By The European Institute

The U.S. is not the only country that is “pivoting to Asia.” A heavyweight contingent of Europeans including Francois Hollande, Italian Prime Minister Mario Monti and European Union President Herman Van Rompuy and European Commission president Jose Manuel Barroso is assembling in the unlikely site of Vientiane, Laos, for a two day summit with Asian leaders.

 

Meeting was opened today by Association of Southeast Asian Nations (ASEAN) Secretary-General Surin Pitsuwan and President Barroso. The meeting is the ninth Asia Europe Meeting (ASEM), an organization that has taken on new importance and high level interest as trade relations between the EU and Asia have grown, and continue to grow, dramatically. Trade between the EU and the ASEM nations (which includes ten ASEAN countries of Southeast Asia as well as China, Japan and South Korea) has increased by 50 percent in the last six years, according to Barroso.

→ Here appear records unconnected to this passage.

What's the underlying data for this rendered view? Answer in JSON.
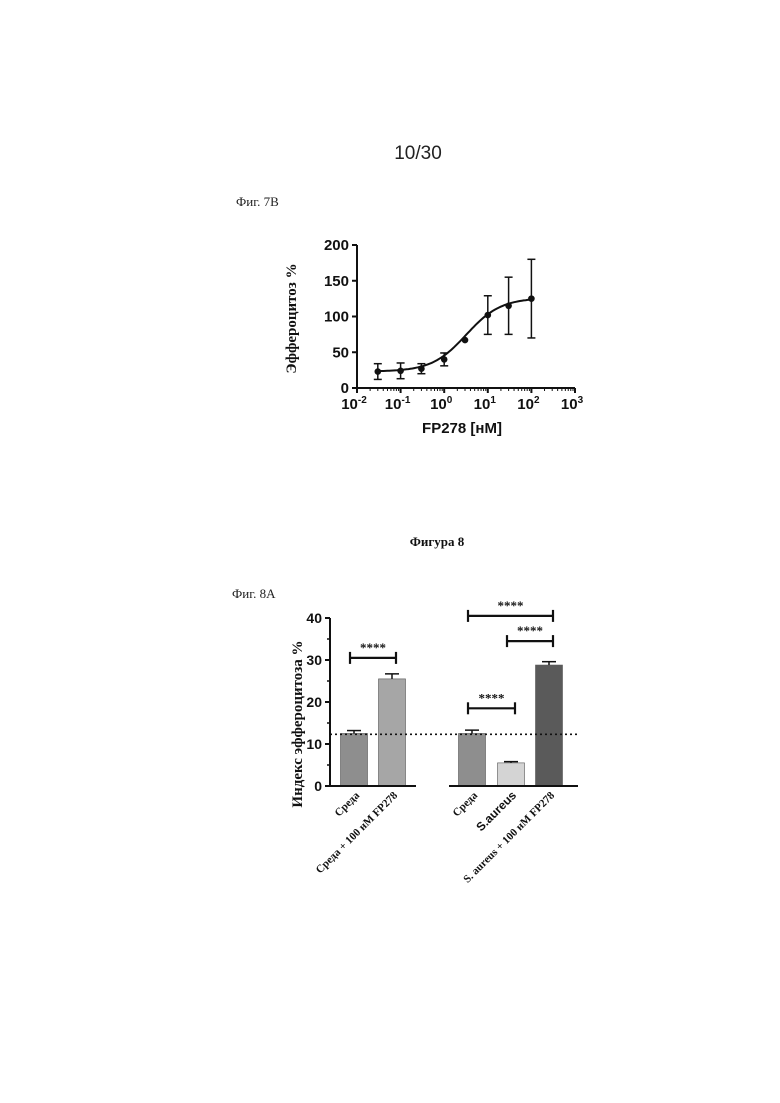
{
  "page": {
    "number": "10/30"
  },
  "fig7b": {
    "label": "Фиг. 7В"
  },
  "figure8": {
    "title": "Фигура 8"
  },
  "fig8a": {
    "label": "Фиг. 8А"
  },
  "colors": {
    "ink": "#111111",
    "bar_medium": "#8e8e8e",
    "bar_fp278": "#a6a6a6",
    "bar_saureus": "#d4d4d4",
    "bar_saureus_fp278": "#5a5a5a"
  },
  "chart_data": [
    {
      "type": "scatter",
      "title": "",
      "xlabel": "FP278 [нМ]",
      "ylabel": "Эффероцитоз %",
      "xscale": "log",
      "xlim": [
        0.01,
        1000
      ],
      "ylim": [
        0,
        200
      ],
      "xticks": [
        {
          "value": 0.01,
          "base": "10",
          "exp": "-2"
        },
        {
          "value": 0.1,
          "base": "10",
          "exp": "-1"
        },
        {
          "value": 1,
          "base": "10",
          "exp": "0"
        },
        {
          "value": 10,
          "base": "10",
          "exp": "1"
        },
        {
          "value": 100,
          "base": "10",
          "exp": "2"
        },
        {
          "value": 1000,
          "base": "10",
          "exp": "3"
        }
      ],
      "yticks": [
        0,
        50,
        100,
        150,
        200
      ],
      "grid": false,
      "points": [
        {
          "x": 0.03,
          "y": 23,
          "err": 11
        },
        {
          "x": 0.1,
          "y": 24,
          "err": 11
        },
        {
          "x": 0.3,
          "y": 27,
          "err": 7
        },
        {
          "x": 1,
          "y": 40,
          "err": 9
        },
        {
          "x": 3,
          "y": 67,
          "err": 0
        },
        {
          "x": 10,
          "y": 102,
          "err": 27
        },
        {
          "x": 30,
          "y": 115,
          "err": 40
        },
        {
          "x": 100,
          "y": 125,
          "err": 55
        }
      ],
      "fit": {
        "bottom": 23,
        "top": 126,
        "ec50": 3.2,
        "hill": 1.1
      }
    },
    {
      "type": "bar",
      "title": "",
      "xlabel": "",
      "ylabel": "Индекс эффероцитоза %",
      "ylim": [
        0,
        40
      ],
      "yticks": [
        0,
        10,
        20,
        30,
        40
      ],
      "grid": false,
      "reference_line": 12.3,
      "categories": [
        "Среда",
        "Среда + 100 нМ FP278",
        "Среда",
        "S.aureus",
        "S. aureus + 100 нМ FP278"
      ],
      "category_fonts": [
        "serif",
        "serif",
        "serif",
        "sans",
        "serif"
      ],
      "values": [
        12.5,
        25.5,
        12.5,
        5.5,
        28.8
      ],
      "errors": [
        0.7,
        1.2,
        0.8,
        0.3,
        0.8
      ],
      "significance": [
        {
          "from": 0,
          "to": 1,
          "label": "****",
          "y": 30.5
        },
        {
          "from": 2,
          "to": 3,
          "label": "****",
          "y": 18.5
        },
        {
          "from": 3,
          "to": 4,
          "label": "****",
          "y": 34.5
        },
        {
          "from": 2,
          "to": 4,
          "label": "****",
          "y": 40.5
        }
      ]
    }
  ]
}
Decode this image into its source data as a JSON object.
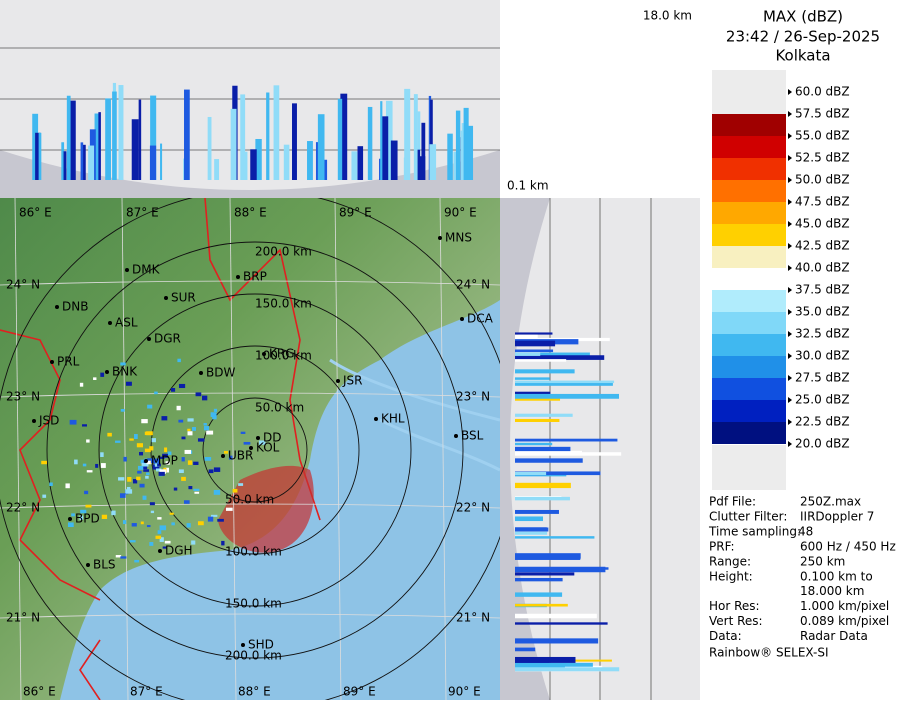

Chinese Premier Wen Jiabao added gravitas to the meeting, although his remarks that Europe needed a clear and reliable plan to solve EU’s debt crisis qualified, in diplomatic code, as a “full and frank” exchange.

Past meetings of ASEM have been soured by concern over human rights abuses in Myanmar, a member of ASEAN.  But with the release of Aung San Suu Kyi and others, Europeans are enthusiastic about investment in Myanmar and about stepped up relations with ASEAN and ASEM.